Had I informed this woman that when she pushed my son, she was acting according to a tradition that held black bodies as lesser, her response would likely have been, “I am not a racist.” Or maybe not. But my experience in this world has been that the people who believe themselves to be white are obsessed with the politics of personal exoneration.

This paragraph really resonated with me, owing to the sometimes-unconscionable amount of time I spend on Twitter. There are a great deal many things I love about Twitter, but the arguments and debates had on this platform are seldom one of them. And Coates pinpoints exactly the problem when he calls this “the politics of personal exoneration”. Somehow we’ve reached a point in our discussions online where being called “racist” or told you’ve offended someone, or made a misstep, is somehow more traumatic, more damaging, than Black people being killed, Indigenous people going missing, etc. There is an irony, as many have observed, that the same people who like to throw around the term “snowflake” are the quickest and most vociferous to scream and kick when you tell them something they said or did might possibly be racist. “I am NOT A RACIST” they proclaim, as if the louder they shout it, the more true it could possibly be.

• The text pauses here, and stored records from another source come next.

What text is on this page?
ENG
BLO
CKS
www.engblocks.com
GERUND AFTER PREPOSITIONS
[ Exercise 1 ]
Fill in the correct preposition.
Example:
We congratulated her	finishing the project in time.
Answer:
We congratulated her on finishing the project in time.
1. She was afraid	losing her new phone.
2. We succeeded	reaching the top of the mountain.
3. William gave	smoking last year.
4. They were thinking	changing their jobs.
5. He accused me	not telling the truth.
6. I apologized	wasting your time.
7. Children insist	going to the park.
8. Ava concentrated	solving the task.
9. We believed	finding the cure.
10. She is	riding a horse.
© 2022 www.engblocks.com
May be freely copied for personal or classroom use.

But sometimes it’s tempting to dismiss this behaviour as a consequence of social media, whereas social media merely allows it to be more widespread. As Coates observes time and again in this book, denial is a unifying and long-running theme amongst Dreamers. Because if one stops denying, one might have to deal with the inequitable society one lives in and one’s privilege in it.

I can’t ascribe Between the World and Me a single epithet like “eye-opening” or call it “required reading” as Toni Morrison does. Serendipity had it that I picked this book up at a time when I was very receptive to Coates’ style and his imitation of epistolary, confessional writing of a bygone era. I could spend some time complimenting Coates’ attention to detail in his writing, but I worry that verges on the problematic (praising a Black person for being “articulate”).

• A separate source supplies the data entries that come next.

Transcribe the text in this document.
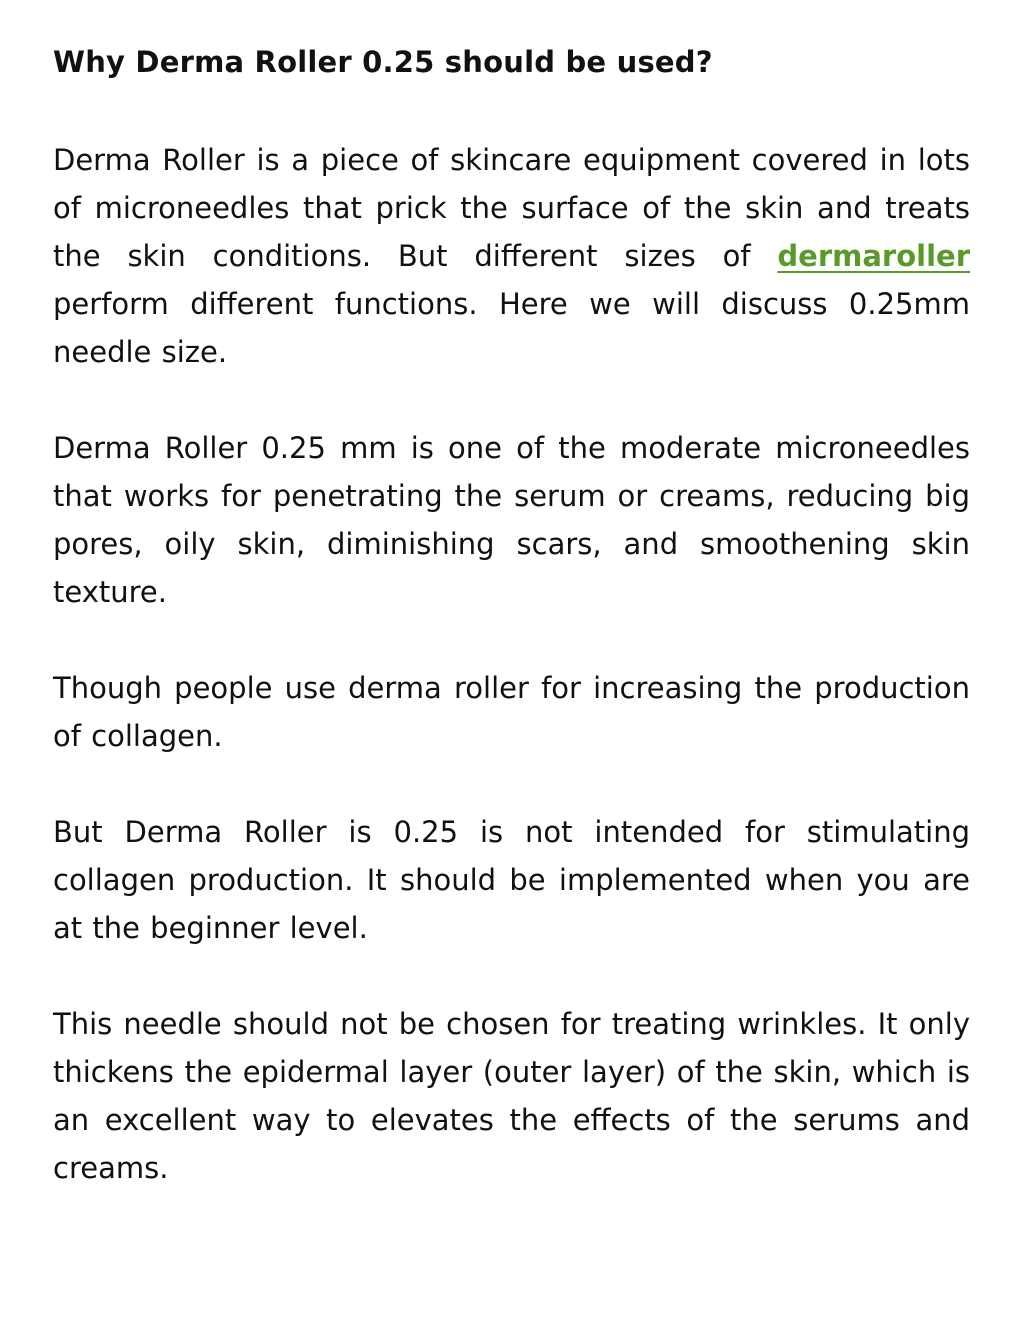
Why Derma Roller 0.25 should be used?

Derma Roller is a piece of skincare equipment covered in lots of microneedles that prick the surface of the skin and treats the skin conditions. But different sizes of dermaroller perform different functions. Here we will discuss 0.25mm needle size.

Derma Roller 0.25 mm is one of the moderate microneedles that works for penetrating the serum or creams, reducing big pores, oily skin, diminishing scars, and smoothening skin texture.

Though people use derma roller for increasing the production of collagen.

But Derma Roller is 0.25 is not intended for stimulating collagen production. It should be implemented when you are at the beginner level.

This needle should not be chosen for treating wrinkles. It only thickens the epidermal layer (outer layer) of the skin, which is an excellent way to elevates the effects of the serums and creams.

The main thing I take away from this book, as a white person (albeit a white person in Canada, where our issues with white supremacy are somewhat different, but no less harmful, than the States’), is the need for white people to engage in these conversations in good faith. It’s not on Coates and people like him to educate us. And it’s our responsibility not to get defensive when called out for things that we say or do that are, intentionally or unintentionally, problematic or racist. Between the World and Me is powerful because it is personal: Coates is sharing his deeply-held fears and hopes regarding his son’s life in a deeply racist society. Alone, you or I cannot single-handedly fix this. Racism is not confined to moustache-twirling caricatures who go around using the N-word. So we must look at this and face this as a systemic problem and start dismantling it, brick by brick.